The key turned out to be the human immune system. Researchers discovered that polio was a common disease in infants who, except in rare instances, suffered only minor common cold like symptoms before quickly recovering with no ill effects.
Infants start life with antibodies left over from when they were in their mother's womb. Upon becoming infected with the polio virus these antibodies prevented the virus from developing to the point where death or major damage to their bodies occurred while, at the same time, giving their own immune systems sufficient time to develop a life long immunity to the polio virus.
However, improved sanitation systems prevented increasing numbers of babies from having that first experience with the polio virus while they still retained antibodies from their mothers.
The result was increasing numbers of babies growing up without having acquired immunity to the polio virus. Further complicating matters was that women who had never been sick with polio as an infant not only lacked immunity to polio but also lacked the polio fighting antibodies to pass on to their new born infants.
Fortunately, scientists, most notably Dr. Jonas Salk, developed a means to immunize people against polio thereby eliminating the need for infants to develop immunity naturally through getting the disease.
This was important since, doing away with modern sanitation may have eliminated the threat of polio but would have left people exposed to many other deadly diseases that killed far more people than polio ever did.
Most Infants in the Past Naturally Acquired Immunity to Polio
Our Mothers Knew Best
Getting back to to the article, the source of the germs is us. Yes, we can pass germs among ourselves, but the majority of the germs breeding on my keyboard, desk phone, mouse and cell phone are from me.

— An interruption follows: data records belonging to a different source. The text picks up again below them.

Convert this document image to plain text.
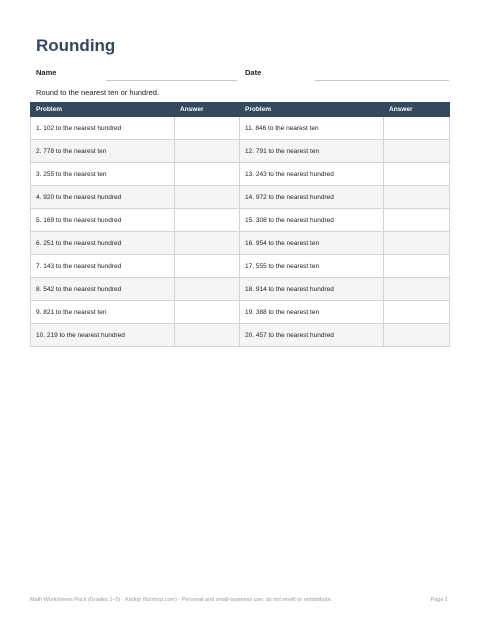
Rounding
Name	Date
Round to the nearest ten or hundred.
Problem	Answer	Problem	Answer
1. 102 to the nearest hundred		11. 846 to the nearest ten	
2. 778 to the nearest ten		12. 791 to the nearest ten	
3. 255 to the nearest ten		13. 243 to the nearest hundred	
4. 920 to the nearest hundred		14. 972 to the nearest hundred	
5. 169 to the nearest hundred		15. 308 to the nearest hundred	
6. 251 to the nearest hundred		16. 954 to the nearest ten	
7. 143 to the nearest hundred		17. 555 to the nearest ten	
8. 542 to the nearest hundred		18. 914 to the nearest hundred	
9. 821 to the nearest ten		19. 388 to the nearest ten	
10. 219 to the nearest hundred		20. 457 to the nearest hundred	
Math Worksheets Pack (Grades 1–5) · Kedop (fizishop.com) · Personal and small-business use; do not resell or redistribute.	Page 1
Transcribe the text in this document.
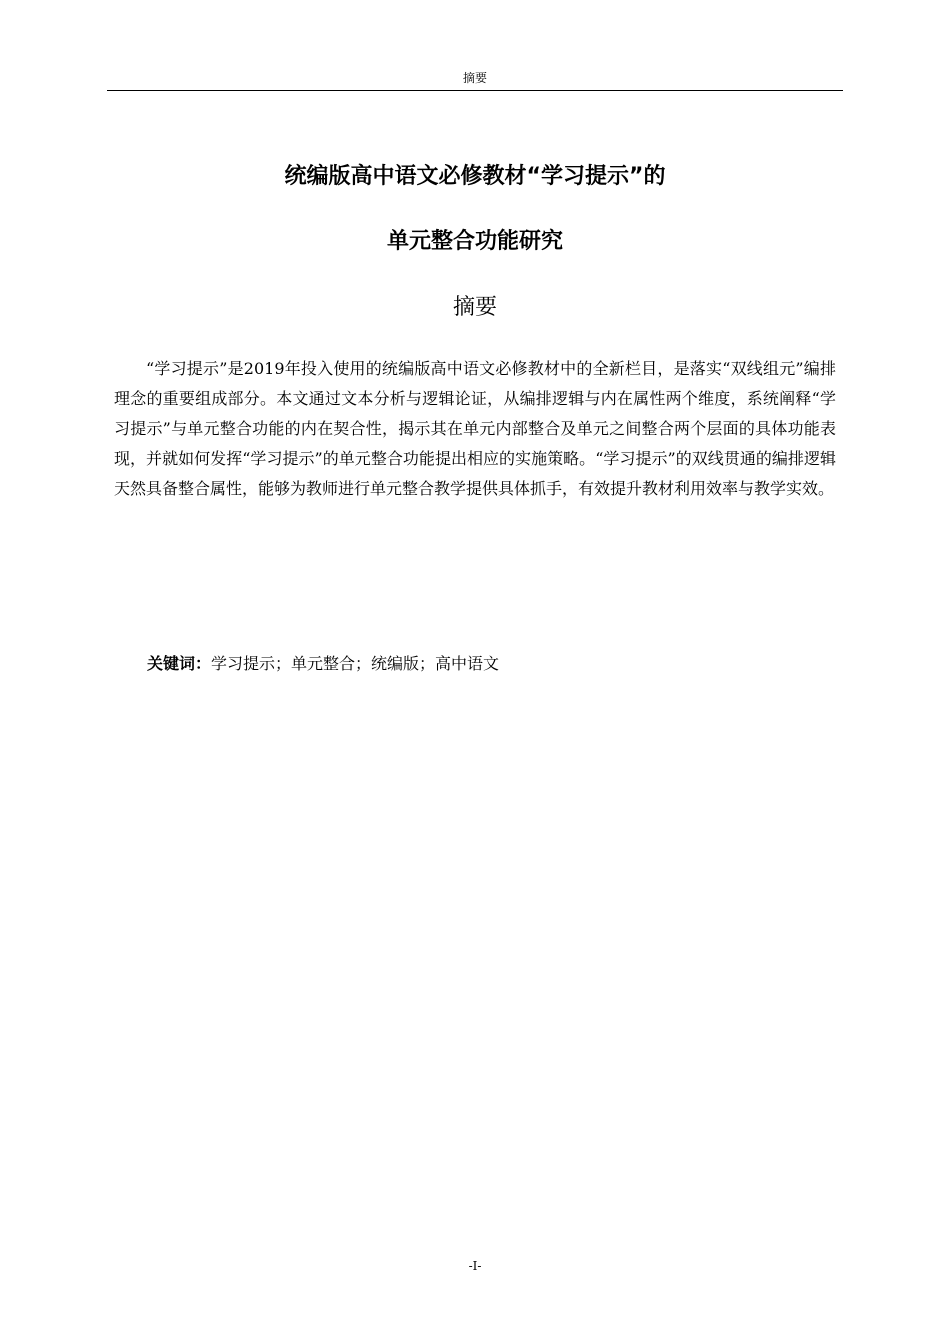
摘要
统编版高中语文必修教材“学习提示”的
单元整合功能研究
摘要
“学习提示”是2019年投入使用的统编版高中语文必修教材中的全新栏目，是落实“双线组元”编排理念的重要组成部分。本文通过文本分析与逻辑论证，从编排逻辑与内在属性两个维度，系统阐释“学习提示”与单元整合功能的内在契合性，揭示其在单元内部整合及单元之间整合两个层面的具体功能表现，并就如何发挥“学习提示”的单元整合功能提出相应的实施策略。“学习提示”的双线贯通的编排逻辑天然具备整合属性，能够为教师进行单元整合教学提供具体抓手，有效提升教材利用效率与教学实效。
关键词：学习提示；单元整合；统编版；高中语文
-I-
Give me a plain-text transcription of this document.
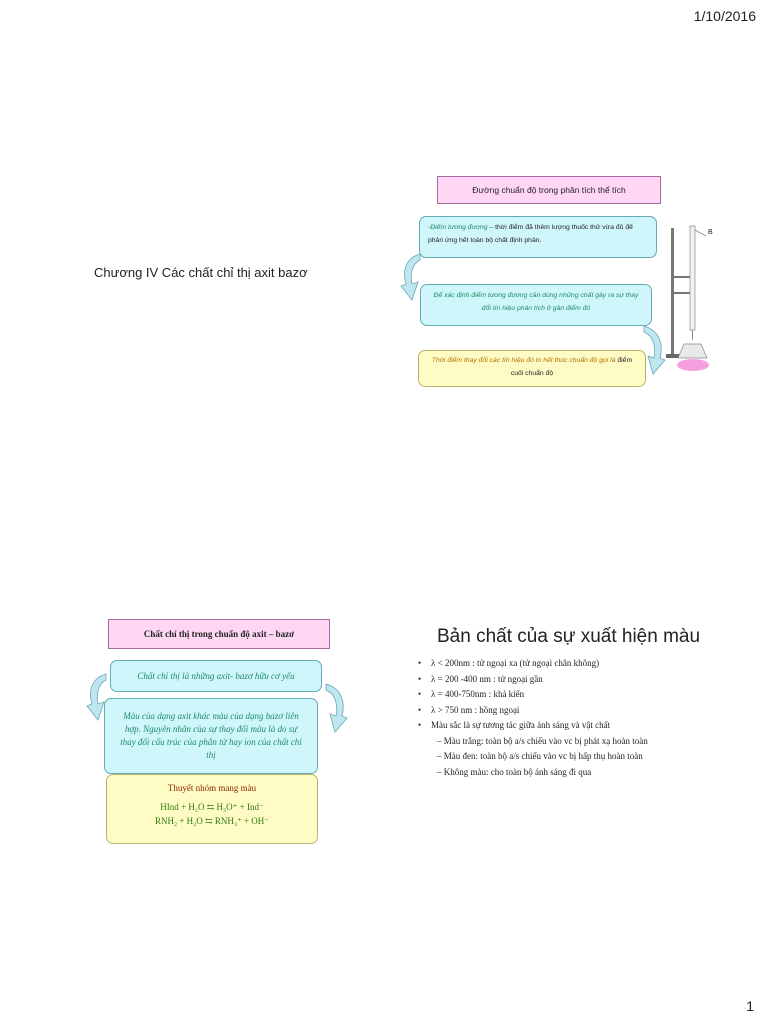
1/10/2016
Chương IV Các chất chỉ thị axit bazơ
Đường chuẩn độ trong phân tích thể tích
-Điểm tương đương – thời điểm đã thêm lượng thuốc thử vừa đủ để phản ứng hết toàn bộ chất định phân.
Để xác định điểm tương đương cần dùng những chất gây ra sự thay đổi tín hiệu phân tích ở gần điểm đó
Thời điểm thay đổi các tín hiệu đó to hết thúc chuẩn độ gọi là điểm cuối chuẩn độ
B
Chất chỉ thị trong chuẩn độ axit – bazơ
Chất chỉ thị là những axit- bazơ hữu cơ yếu
Màu của dạng axit khác màu của dạng bazơ liên hợp. Nguyên nhân của sự thay đổi màu là do sự thay đổi cấu trúc của phân tử hay ion của chất chỉ thị
Thuyết nhóm mang màu
HInd + H₂O ⇆ H₃O⁺ + Ind⁻
RNH₂ + H₂O ⇆ RNH₃⁺ + OH⁻
Bản chất của sự xuất hiện màu
• λ < 200nm : tử ngoại xa (tử ngoại chân không)
• λ = 200 -400 nm : tử ngoại gần
• λ = 400-750nm : khả kiến
• λ > 750 nm : hồng ngoại
• Màu sắc là sự tương tác giữa ánh sáng và vật chất
– Màu trắng: toàn bộ a/s chiếu vào vc bị phát xạ hoàn toàn
– Màu đen: toàn bộ a/s chiếu vào vc bị hấp thụ hoàn toàn
– Không màu: cho toàn bộ ánh sáng đi qua
1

The article clearly states that we can only get sick if the germs enter our bodies. To do this we either have to inhale them as they float around in the air, which is usually following someone else's uncovered sneeze or cough, or place them in our mouth or noses with our hands.
Now, while it may take a team of University scientists to count and compare the number of germs on a cell phone (according to the article, 25,127 per square inch - these fellows are very precise) with those on a toilet seat (49 per square inch - they apparently have a very good cleaning staff at the university), your average mother (at least those of my Mother's generation) could have told you basically the same thing (while they lacked the precise numbers of germs, their "because I said so!" was sufficient scientific evidence for us).
While the author diplomatically states "You get sick when germs enter your body -- usually through your mouth or nose, and those germs usually are delivered there by your hands.", our mothers were more blunt, telling us "Don't put your fingers in your mouth or nose or you will get sick."
Another admonition from our mothers was to "wash your hands after going to the bathroom", "wash your hands before eating", and "wash your hands before preparing or serving food".
Don't Overlook Common Sense and the Accumulated Wisdom Humanity has Acquired Through the Ages
Before rushing to attempt to sterilize our surroundings let's take a calmer and more rational approach.
Get in the habit of washing your hands after using the restroom, before eating and when handling food. Use your work area whether it is at home or in the office for work and use the kitchen, dining room, office lunch room, a restaurant or a park bench for dining.
Keeping your hands clean will limit the number of germs you will pass on to your desk, keyboard and other things you use at work.
Yes, you will be surrounded by germs. But if you are healthy and lead a healthy lifestyle your body will be able to deal with most types of germs and, in the process of fighting them off will produce antibodies thereby increasing the strength of the body's immune system.
While science is important and helps us to better understand the world around us, we shouldn't overlook the common sense wisdom handed down through the ages to us.